A train passenger has been praised for asking a person to move out of the seat they booked in advance for a four-hour journey.

Following the awkward encounter, the person shared their experience on the web forum Mumsnet, asking other people if they were "being unreasonable" to make the passenger move out of their seat.

Many people will empathize with the poster. as it's a common problem plenty of rail passengers will have endured.

Hardened commuters are all too aware of the daily battle for seats, as the American Community Survey found that 37 percent take elevated rail or a subway train to get to work or school.

Mumsnet user Pondere shared a post on March 9 explaining that they had booked a window seat at a table for the four-hour journey, but once they located the seat they found someone else there instead.

Woman Demands Seat Off Passenger
Stock image of a woman on a train. A Mumsnet user has been backed for refusing to allow another passenger to have the seat they pre-booked. Svetlana Ivanova/Getty Images

"I deliberately booked a seat by the window and at a table," they wrote. "I was running late for the train, so by the time I got on, it was packed, but I went to my seat to find a man sitting there.

"He said it's his seat, but after telling me the seat number, he had the aisle and I had the window.

"He hesitated for a minute before slowly unplugging his laptop, etc then asked if I can sit in the aisle, or do I want the window. I said the window."

The OP admitted that they "feel terrible" for being so insistent on sitting in their designated seat.

"I booked a window seat because, well I like a window seat," OP added, justifying why they wanted that particular seat so much.

"I like being in the corner rather than having people constantly brush past me in the aisle. I also am more comfortable by the window than the aisle.
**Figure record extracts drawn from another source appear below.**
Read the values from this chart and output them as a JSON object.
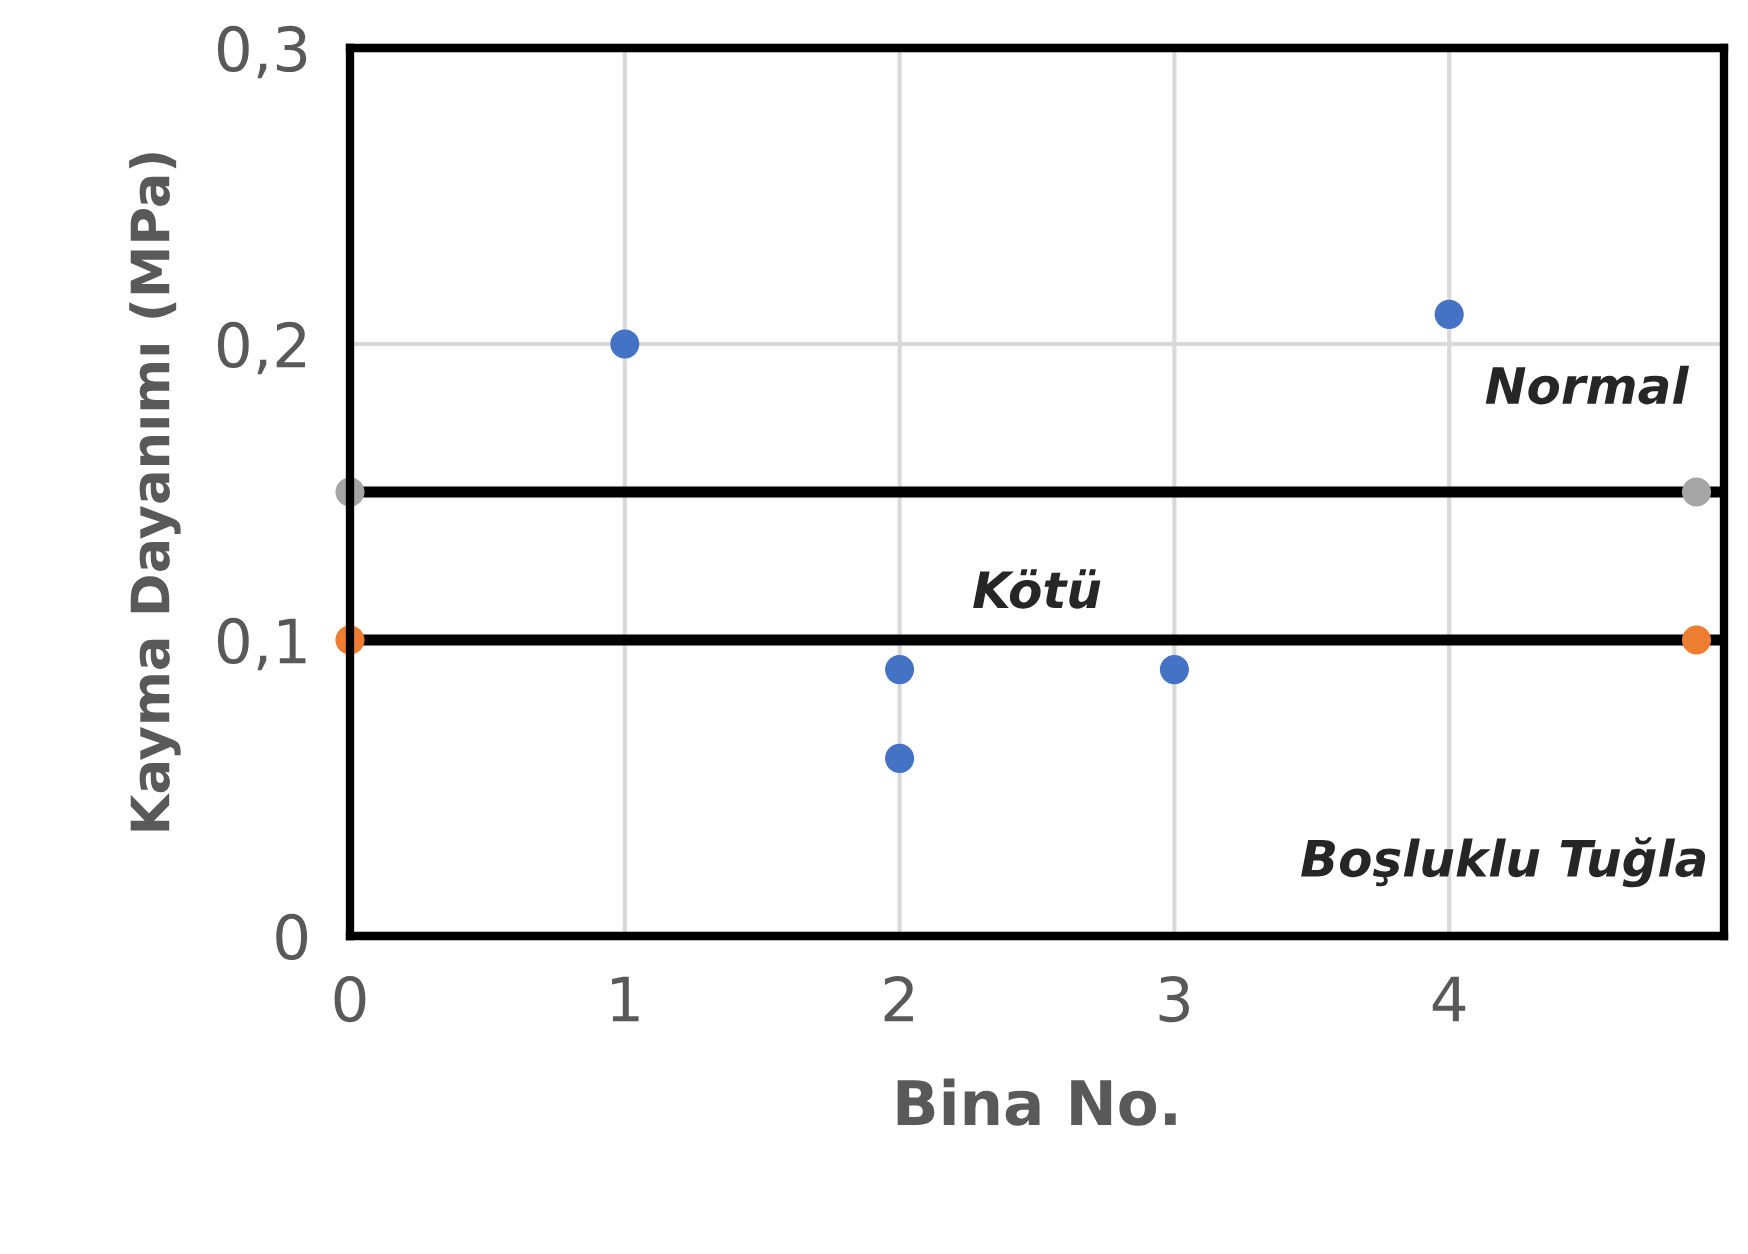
{
  "chart_data": {
    "type": "scatter",
    "xlabel": "Bina No.",
    "ylabel": "Kayma Dayanımı (MPa)",
    "xlim": [
      0,
      5
    ],
    "xticks": [
      0,
      1,
      2,
      3,
      4
    ],
    "ylim": [
      0,
      0.3
    ],
    "yticks": [
      {
        "value": 0,
        "label": "0"
      },
      {
        "value": 0.1,
        "label": "0,1"
      },
      {
        "value": 0.2,
        "label": "0,2"
      },
      {
        "value": 0.3,
        "label": "0,3"
      }
    ],
    "grid": true,
    "marker": "circle",
    "series": [
      {
        "color": "#4472c4",
        "x": [
          1,
          2,
          2,
          3,
          4
        ],
        "values": [
          0.2,
          0.09,
          0.06,
          0.09,
          0.21
        ]
      },
      {
        "color": "#a5a5a5",
        "x": [
          0,
          4.9
        ],
        "values": [
          0.15,
          0.15
        ]
      },
      {
        "color": "#ed7d31",
        "x": [
          0,
          4.9
        ],
        "values": [
          0.1,
          0.1
        ]
      }
    ],
    "ref_lines": [
      {
        "axis": "y",
        "value": 0.15,
        "color": "#000000",
        "line_style": "solid"
      },
      {
        "axis": "y",
        "value": 0.1,
        "color": "#000000",
        "line_style": "solid"
      }
    ],
    "annotations": [
      "Normal",
      "Kötü",
      "Boşluklu Tuğla"
    ]
  }
}
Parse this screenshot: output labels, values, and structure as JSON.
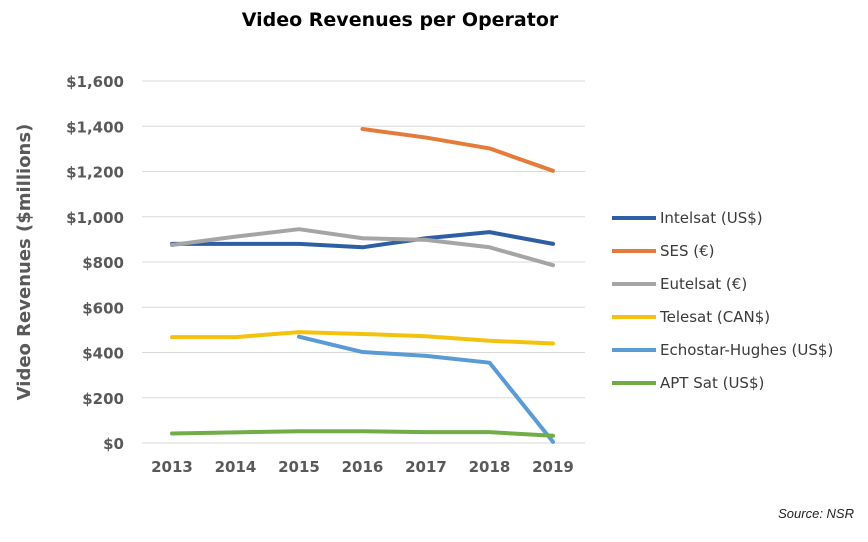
{
  "chart_data": {
    "type": "line",
    "title": "Video Revenues per Operator",
    "xlabel": "",
    "ylabel": "Video Revenues ($millions)",
    "categories": [
      "2013",
      "2014",
      "2015",
      "2016",
      "2017",
      "2018",
      "2019"
    ],
    "ylim": [
      0,
      1600
    ],
    "yticks": [
      0,
      200,
      400,
      600,
      800,
      1000,
      1200,
      1400,
      1600
    ],
    "ytick_labels": [
      "$0",
      "$200",
      "$400",
      "$600",
      "$800",
      "$1,000",
      "$1,200",
      "$1,400",
      "$1,600"
    ],
    "grid": true,
    "legend_position": "right",
    "series": [
      {
        "name": "Intelsat (US$)",
        "color": "#2E5FA3",
        "values": [
          880,
          880,
          880,
          865,
          905,
          932,
          880
        ]
      },
      {
        "name": "SES (€)",
        "color": "#E57B3A",
        "values": [
          null,
          null,
          null,
          1388,
          1350,
          1302,
          1203
        ]
      },
      {
        "name": "Eutelsat (€)",
        "color": "#A5A5A5",
        "values": [
          875,
          912,
          945,
          905,
          898,
          865,
          786
        ]
      },
      {
        "name": "Telesat (CAN$)",
        "color": "#F4C20D",
        "values": [
          468,
          468,
          490,
          482,
          472,
          452,
          440
        ]
      },
      {
        "name": "Echostar-Hughes (US$)",
        "color": "#5B9BD5",
        "values": [
          null,
          null,
          470,
          402,
          385,
          355,
          5
        ]
      },
      {
        "name": "APT Sat (US$)",
        "color": "#70AD47",
        "values": [
          42,
          47,
          52,
          52,
          48,
          48,
          32
        ]
      }
    ],
    "source": "Source:  NSR"
  }
}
"But seeing as the aisle was free (i.e., his seat), I do feel bad that I made him move when I could have sat there."

Confrontation isn't always easy, and the said that they felt "a little flustered," which led the man to ask if she was OK. But after seeing the hundreds of comments on the post, the Mumsnet user responded that they are going to "stop worrying about what a stranger thinks."

Public speaker and author Reesa Woolf has spent years educating people on how they can exude confidence when they speak, and helping to eliminate the fear of speaking in public.
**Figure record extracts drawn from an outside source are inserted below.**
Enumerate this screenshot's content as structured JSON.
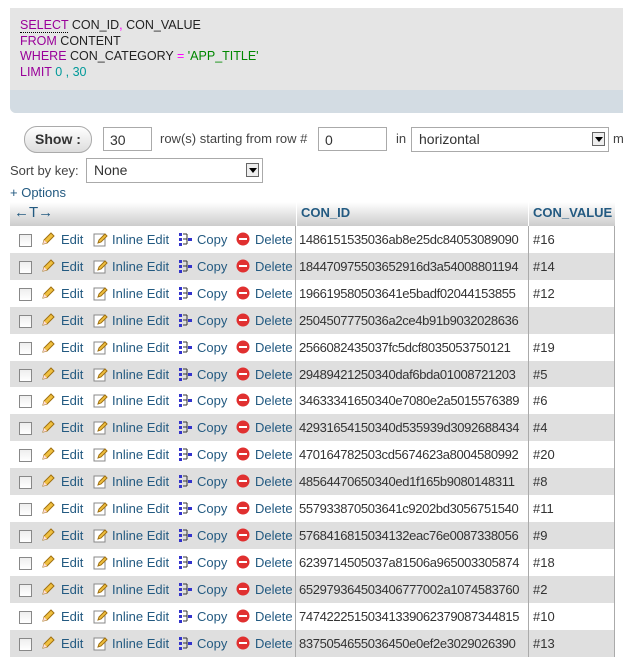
{
  "sql": {
    "select_kw": "SELECT",
    "select_cols": "CON_ID",
    "comma": ",",
    "select_col2": "CON_VALUE",
    "from_kw": "FROM",
    "table": "CONTENT",
    "where_kw": "WHERE",
    "where_col": "CON_CATEGORY",
    "eq": "=",
    "where_val": "'APP_TITLE'",
    "limit_kw": "LIMIT",
    "limit_val": "0 , 30"
  },
  "nav": {
    "show_label": "Show :",
    "rows_value": "30",
    "rows_text": "row(s) starting from row #",
    "start_value": "0",
    "in_text": "in",
    "mode_value": "horizontal",
    "mode_trail": "m",
    "sort_label": "Sort by key:",
    "sort_value": "None",
    "options_link": "+ Options"
  },
  "table": {
    "arrows_header": "←T→",
    "columns": [
      "CON_ID",
      "CON_VALUE"
    ],
    "actions": {
      "edit": "Edit",
      "inline_edit": "Inline Edit",
      "copy": "Copy",
      "delete": "Delete"
    },
    "rows": [
      [
        "1486151535036ab8e25dc84053089090",
        "#16"
      ],
      [
        "184470975503652916d3a54008801194",
        "#14"
      ],
      [
        "196619580503641e5badf02044153855",
        "#12"
      ],
      [
        "2504507775036a2ce4b91b9032028636",
        ""
      ],
      [
        "2566082435037fc5dcf8035053750121",
        "#19"
      ],
      [
        "29489421250340daf6bda01008721203",
        "#5"
      ],
      [
        "34633341650340e7080e2a5015576389",
        "#6"
      ],
      [
        "42931654150340d535939d3092688434",
        "#4"
      ],
      [
        "470164782503cd5674623a8004580992",
        "#20"
      ],
      [
        "48564470650340ed1f165b9080148311",
        "#8"
      ],
      [
        "557933870503641c9202bd3056751540",
        "#11"
      ],
      [
        "5768416815034132eac76e0087338056",
        "#9"
      ],
      [
        "6239714505037a81506a965003305874",
        "#18"
      ],
      [
        "652979364503406777002a1074583760",
        "#2"
      ],
      [
        "74742225150341339062379087344815",
        "#10"
      ],
      [
        "8375054655036450e0ef2e3029026390",
        "#13"
      ]
    ]
  }
}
Woolf herself spent 25 years traveling for her work, so she can vouch for the need to be upfront with someone who is trying to take your seat. However, it's important to remain polite while confronting the issue.

"Some people can pull this off if they stay completely polite," Woolf told Newsweek. "Saying something like, 'I'm confused, I see this seat number on my ticket,' and show your ticket with your finger pointing out the seat number. Be polite, not accusatory.

"Most often, it is a simple mistake that they will apologize for and move seats."

However, some people are less than willing to move once they've made themselves comfortable, so Woolf suggests asking train staff for help in those instances.

She added: "If they don't move, I find an authority and have them take care of it while I keep my distance during that conversation. But stay polite throughout."

The Mumsnet post has over 200 comments, mostly from people suggesting the OP was totally justified and possibly that the man wasn't happy about being corrected.

One person commented: "I think the 'are you ok' was trying to be patronizing, regain control of the situation. It's cunning as you can't complain about it, but it makes him look big and you like you're being silly. But you weren't being silly."

Another person gave a more neutral perspective on the matter: "You booked the seat, it's yours. You don't need to justify not letting someone else have it for any reason."